By adding human review of AI content, Shutterstock expands indemnity to enterprise clients
The risk of copyright infringement remains a key concern with generative AI, but Shutterstock hopes that offering more indemnity might increase enterprise customers’ appetites for generative content while also lowering the stakes.
With a new way to have humans check AI-generated images for any potential copyright issues, Shutterstock is offering full indemnification for enterprise clients that experience copyright-related claims related to images generated via Shutterstock’s AI platform. The updates, announced today, are meant to put compliance teams a little more at ease with the legal gray areas created by the influx of AI-generated content.
The move also puts Shutterstock on par with competitors like Adobe, which announced a similar promise for enterprise customers in June while revealing its own generative AI updates.
Offering indemnity fulfills what Shutterstock VP of Product Jeff Cunning described as a “top need” for enterprise clients that are worried about any risks that might come from using AI-made images. While most human reviews take a day or two on average, he said Shutterstock also has a way to offer “express review.”
“One of the biggest needs that our customers have had is we need that commercial licensing confidence to be able to use this content in all the ways we use content from Shutterstock today,” Cunning told Digiday.
Since Shutterstock first announced its generative AI tools last fall, it’s made several updates to the platform including a new AI image generator that debuted in January. In May, the company mentioned it offered indemnity to a few unnamed enterprise clients — including a major tech company and a TV company — along with new ways to compensate Shutterstock contributors when their content is used by AI models. Shutterstock also has AI-related partnerships with major tech companies including Nvidia, Meta and LG as well as OpenAI — whose DALL-E image generator was trained on Shutterstock images.
As more enterprise-level brands look to experiment with AI, copyright concerns still loom large. Just last week, OpenAI was hit with two separate copyright-related lawsuits, which followed another earlier this year filed by Getty Images against the AI platform Stability AI.
“I think our lawsuit is groundbreaking here in one important respect,” Ryan Clarkson, managing partner of Clarkson Law Firm, told Digiday last week after filing one of the OpenAI lawsuits. “The way in which peoples’ personal information posted online, the property rights in personal information hasn’t really been tested in the way we lay out our legal theory.”

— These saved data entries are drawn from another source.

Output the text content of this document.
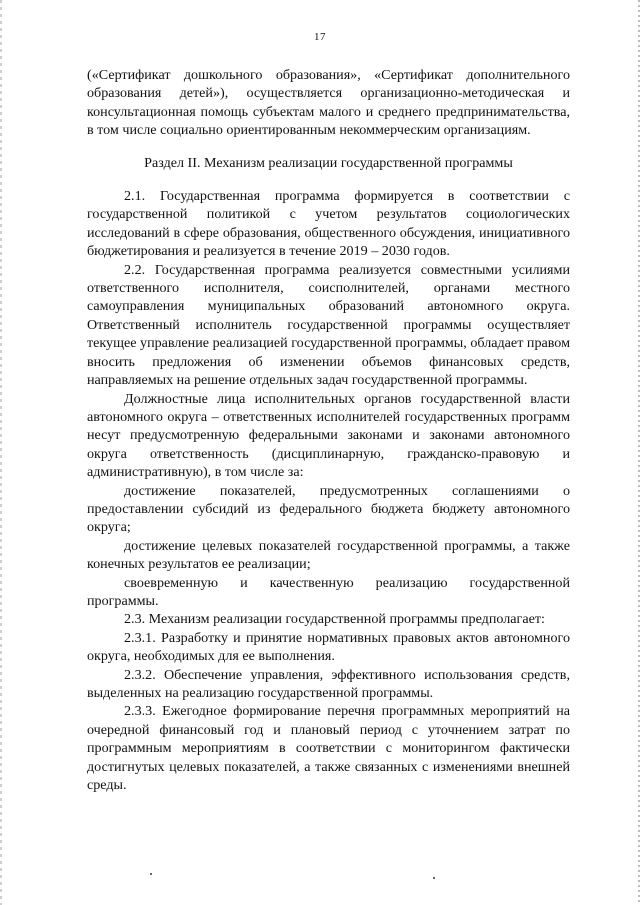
17

(«Сертификат дошкольного образования», «Сертификат дополнительного образования детей»), осуществляется организационно-методическая и консультационная помощь субъектам малого и среднего предпринимательства, в том числе социально ориентированным некоммерческим организациям.

Раздел II. Механизм реализации государственной программы

2.1. Государственная программа формируется в соответствии с государственной политикой с учетом результатов социологических исследований в сфере образования, общественного обсуждения, инициативного бюджетирования и реализуется в течение 2019 – 2030 годов.

2.2. Государственная программа реализуется совместными усилиями ответственного исполнителя, соисполнителей, органами местного самоуправления муниципальных образований автономного округа. Ответственный исполнитель государственной программы осуществляет текущее управление реализацией государственной программы, обладает правом вносить предложения об изменении объемов финансовых средств, направляемых на решение отдельных задач государственной программы.

Должностные лица исполнительных органов государственной власти автономного округа – ответственных исполнителей государственных программ несут предусмотренную федеральными законами и законами автономного округа ответственность (дисциплинарную, гражданско-правовую и административную), в том числе за:

достижение показателей, предусмотренных соглашениями о предоставлении субсидий из федерального бюджета бюджету автономного округа;

достижение целевых показателей государственной программы, а также конечных результатов ее реализации;

своевременную и качественную реализацию государственной программы.

2.3. Механизм реализации государственной программы предполагает:

2.3.1. Разработку и принятие нормативных правовых актов автономного округа, необходимых для ее выполнения.

2.3.2. Обеспечение управления, эффективного использования средств, выделенных на реализацию государственной программы.

2.3.3. Ежегодное формирование перечня программных мероприятий на очередной финансовый год и плановый период с уточнением затрат по программным мероприятиям в соответствии с мониторингом фактически достигнутых целевых показателей, а также связанных с изменениями внешней среды.
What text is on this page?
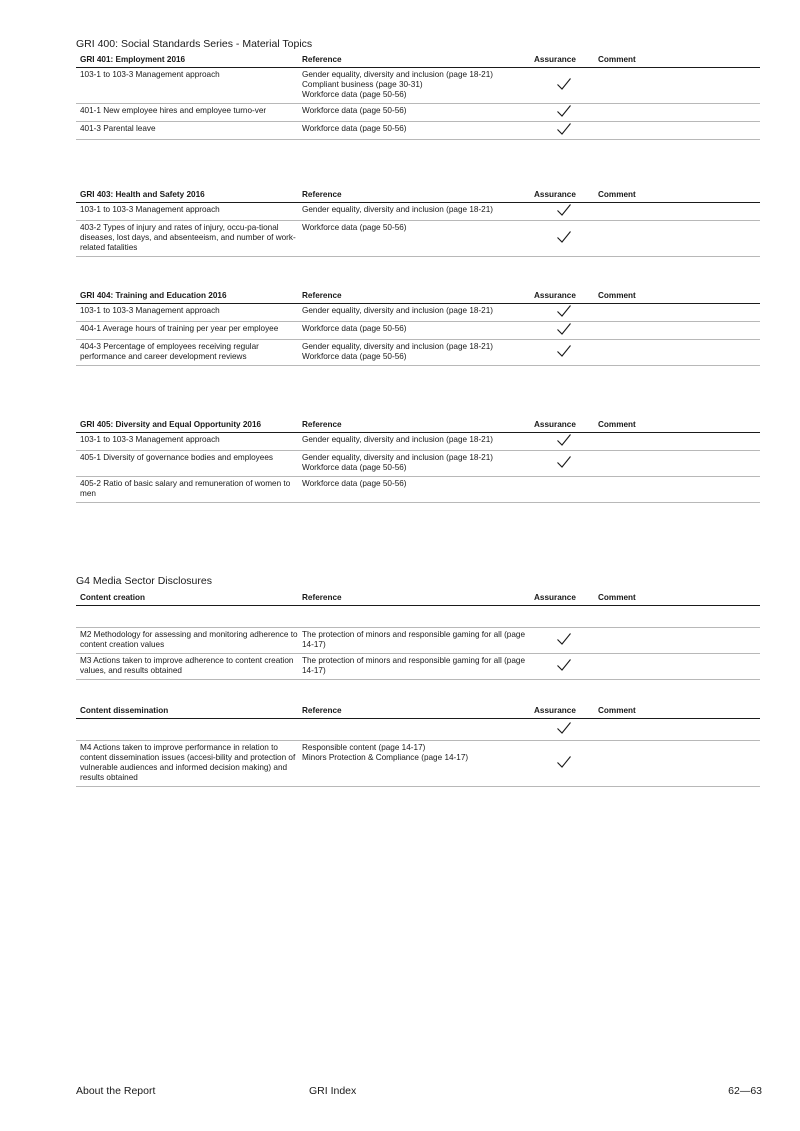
GRI 400: Social Standards Series - Material Topics
GRI 401: Employment 2016	Reference	Assurance	Comment
103-1 to 103-3 Management approach	Gender equality, diversity and inclusion (page 18-21)
Compliant business (page 30-31)
Workforce data (page 50-56)

401-1 New employee hires and employee turno-ver	Workforce data (page 50-56)

401-3 Parental leave	Workforce data (page 50-56)

GRI 403: Health and Safety 2016	Reference	Assurance	Comment
103-1 to 103-3 Management approach	Gender equality, diversity and inclusion (page 18-21)

403-2 Types of injury and rates of injury, occu-pa-tional diseases, lost days, and absenteeism, and number of work-related fatalities	Workforce data (page 50-56)

GRI 404: Training and Education 2016	Reference	Assurance	Comment
103-1 to 103-3 Management approach	Gender equality, diversity and inclusion (page 18-21)

404-1 Average hours of training per year per employee	Workforce data (page 50-56)

404-3 Percentage of employees receiving regular performance and career development reviews	Gender equality, diversity and inclusion (page 18-21)
Workforce data (page 50-56)

GRI 405: Diversity and Equal Opportunity 2016	Reference	Assurance	Comment
103-1 to 103-3 Management approach	Gender equality, diversity and inclusion (page 18-21)

405-1 Diversity of governance bodies and employees	Gender equality, diversity and inclusion (page 18-21)
Workforce data (page 50-56)

405-2 Ratio of basic salary and remuneration of women to men	Workforce data (page 50-56)		

G4 Media Sector Disclosures
Content creation	Reference	Assurance	Comment

M2 Methodology for assessing and monitoring adherence to content creation values	The protection of minors and responsible gaming for all (page 14-17)

M3 Actions taken to improve adherence to content creation values, and results obtained	The protection of minors and responsible gaming for all (page 14-17)

Content dissemination	Reference	Assurance	Comment

M4 Actions taken to improve performance in relation to content dissemination issues (accesi-bility and protection of vulnerable audiences and informed decision making) and results obtained	Responsible content (page 14-17)
Minors Protection & Compliance (page 14-17)

About the Report	GRI Index	62—63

Despite the growing number of complaints, some major advertising companies are moving forward with new AI deals. Last month during the Cannes Lions Festival, Omnicom announced a new partnership with Google that offers a new tool for AI-generated text and images trained on content that’s free from copyright.
Some legal experts say companies are more hesitant to use generative content in public-facing materials — such as advertising — if there’s a chance that it could put them at risk of lawsuits or other criticism. But the indemnity offerings from Adobe and Shutterstock cover the biggest areas where companies remain reticent.

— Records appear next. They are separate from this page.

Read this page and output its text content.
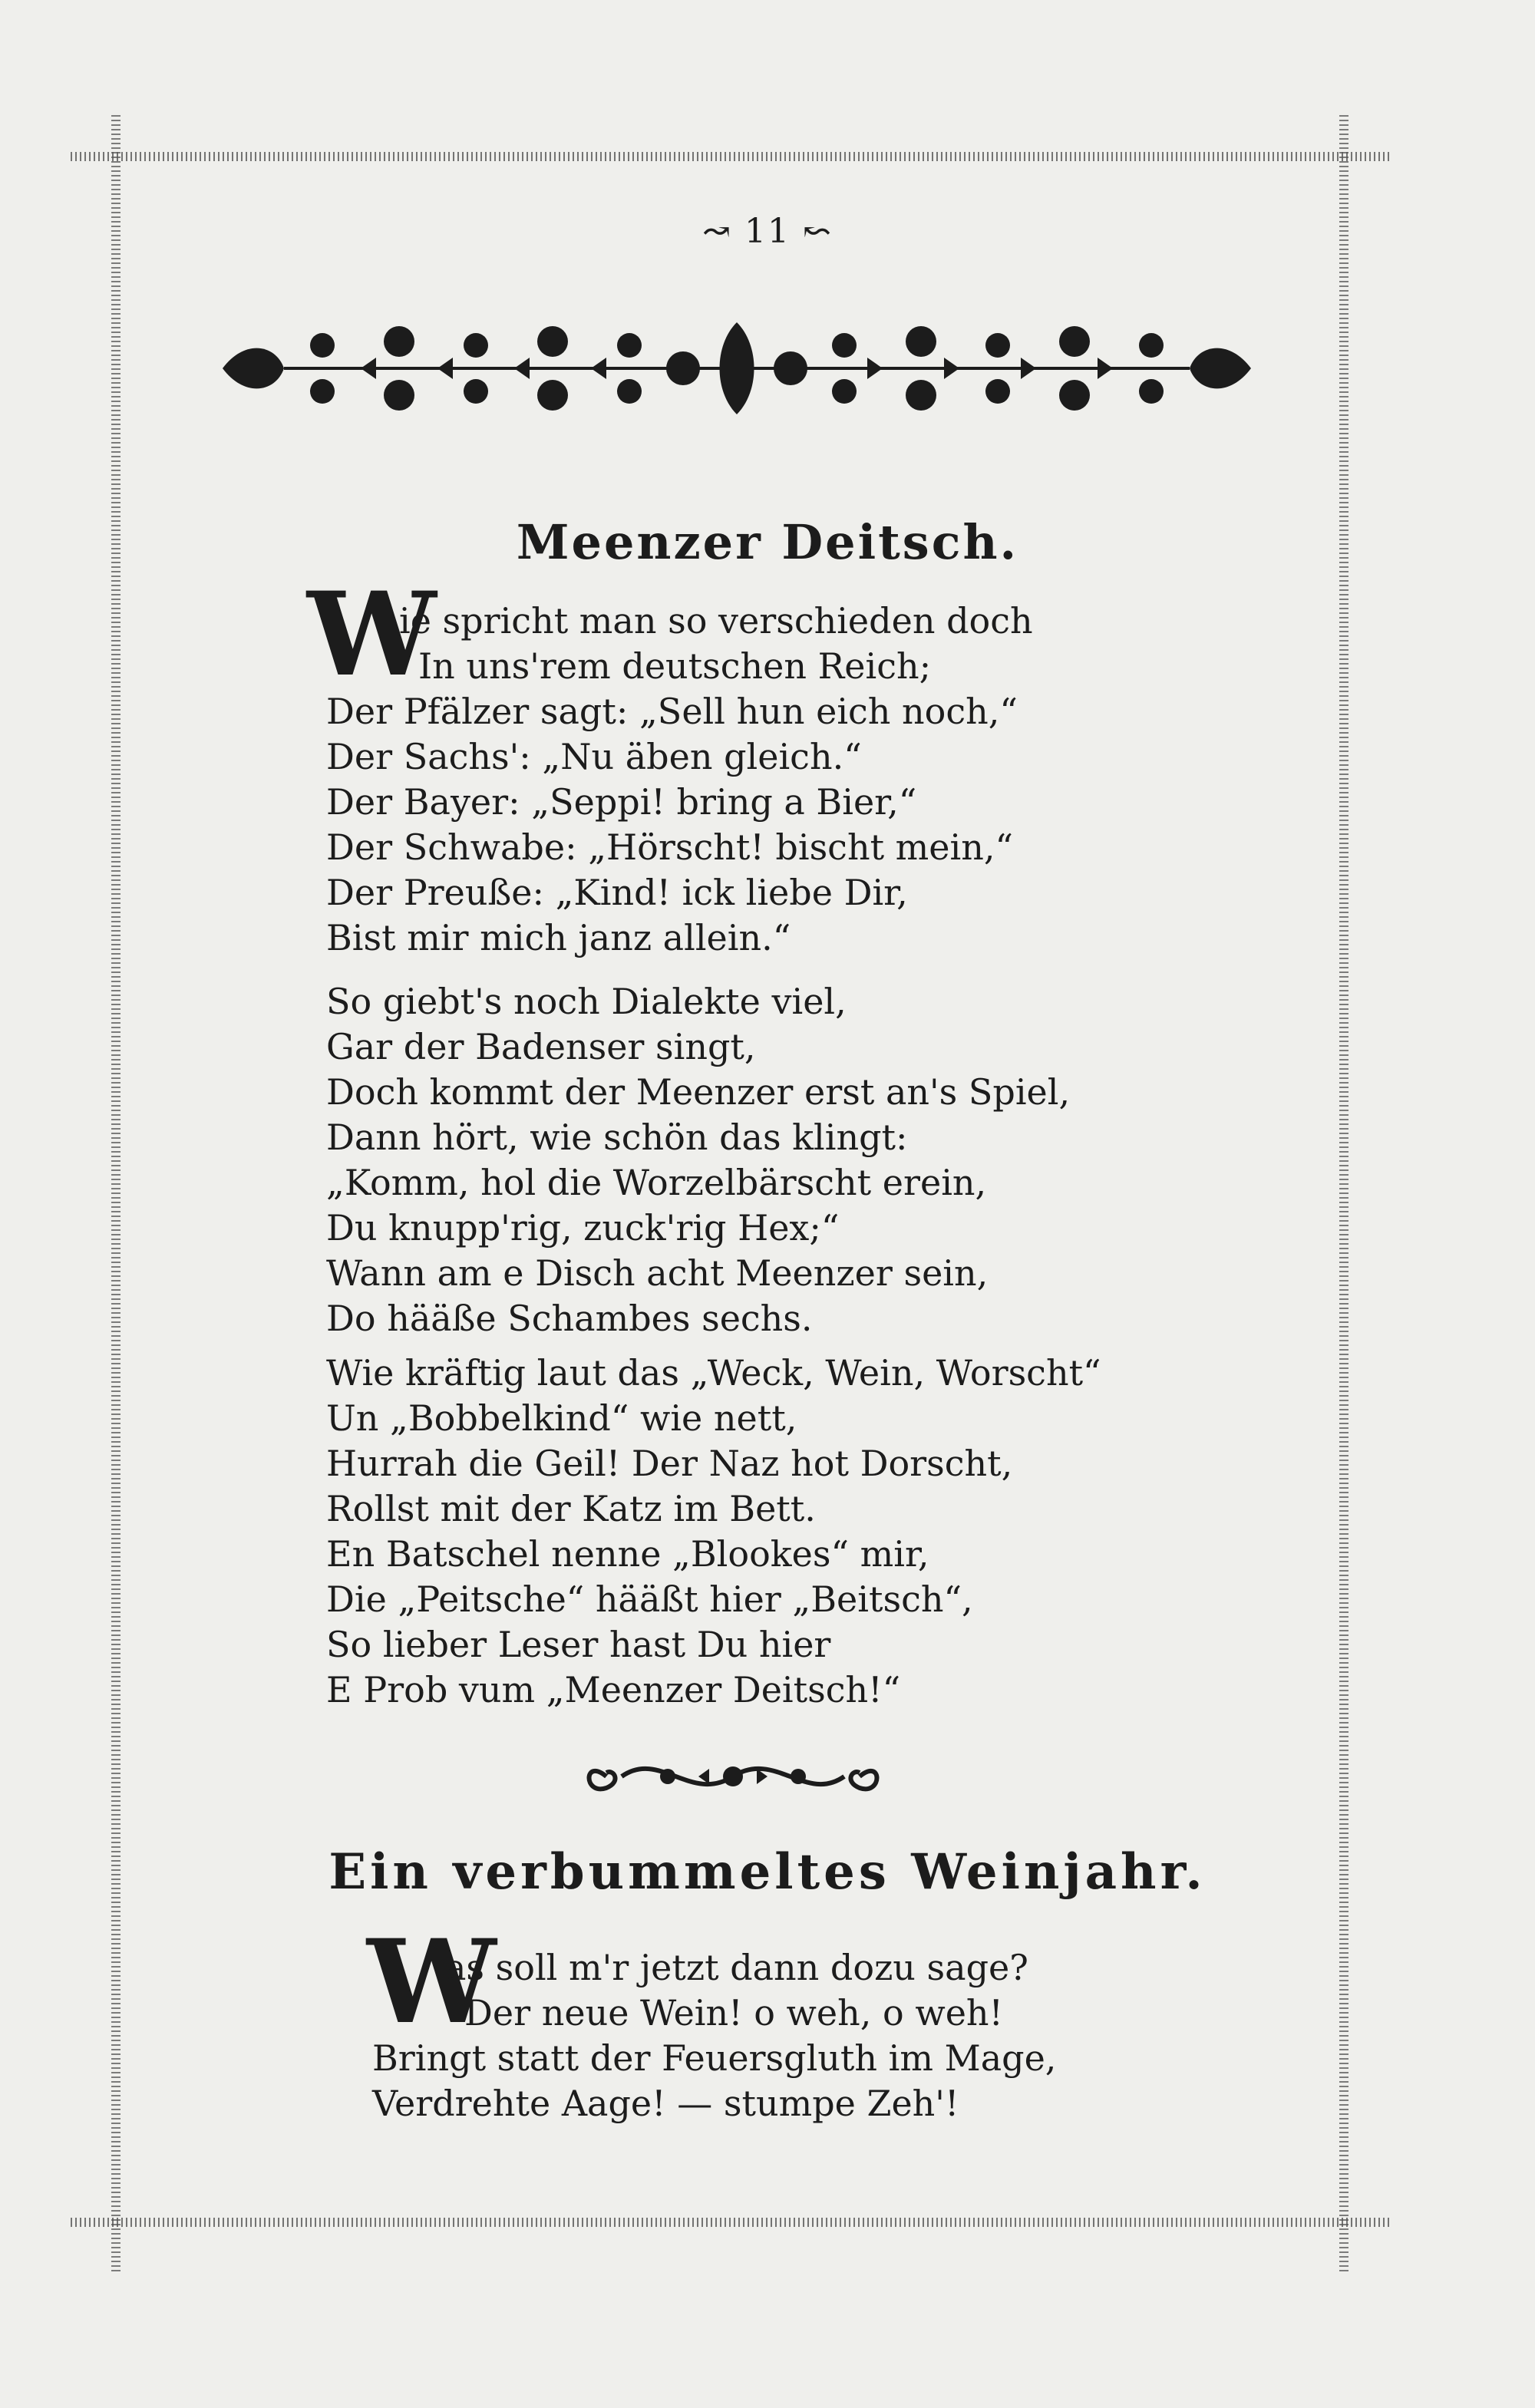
↝ 11 ↜
Meenzer Deitsch.
W
ie spricht man so verschieden doch
In uns'rem deutschen Reich;
Der Pfälzer sagt: „Sell hun eich noch,“
Der Sachs': „Nu äben gleich.“
Der Bayer: „Seppi! bring a Bier,“
Der Schwabe: „Hörscht! bischt mein,“
Der Preuße: „Kind! ick liebe Dir,
Bist mir mich janz allein.“
So giebt's noch Dialekte viel,
Gar der Badenser singt,
Doch kommt der Meenzer erst an's Spiel,
Dann hört, wie schön das klingt:
„Komm, hol die Worzelbärscht erein,
Du knupp'rig, zuck'rig Hex;“
Wann am e Disch acht Meenzer sein,
Do hääße Schambes sechs.
Wie kräftig laut das „Weck, Wein, Worscht“
Un „Bobbelkind“ wie nett,
Hurrah die Geil! Der Naz hot Dorscht,
Rollst mit der Katz im Bett.
En Batschel nenne „Blookes“ mir,
Die „Peitsche“ hääßt hier „Beitsch“,
So lieber Leser hast Du hier
E Prob vum „Meenzer Deitsch!“
Ein verbummeltes Weinjahr.
W
as soll m'r jetzt dann dozu sage?
Der neue Wein! o weh, o weh!
Bringt statt der Feuersgluth im Mage,
Verdrehte Aage! — stumpe Zeh'!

Because Shutterstock’s AI models are trained using images it claims to already have permission to use, it’s already unlikely anyone using its products will be on the hook since it’s already licensed. Even if it’s more of a marketing ploy than Shutterstock sticking its neck out to protect potential clients, the move further highlights a key issue for the industry — and an obstacle that’s prevented more adoption.
Adding more reassurance that content is actually licensed will “reduce a lot of friction when making these deals” and make it easier to go through the legal process, said Katherine Gardner, a partner at the law firm Gunderson Dettmer. However, she also noted that there’s still tension with another key area: How do companies ethically collect enough data to help decrease bias and increase accuracy?
“You’re kind of balancing these infringement and licensing issues with the reality that these models need to have access to more and more data,” she said. “[It] is really a good thing for having more accurate models that are not as biased and having access to many different types of inputs from across all cross-sections of various demographics.”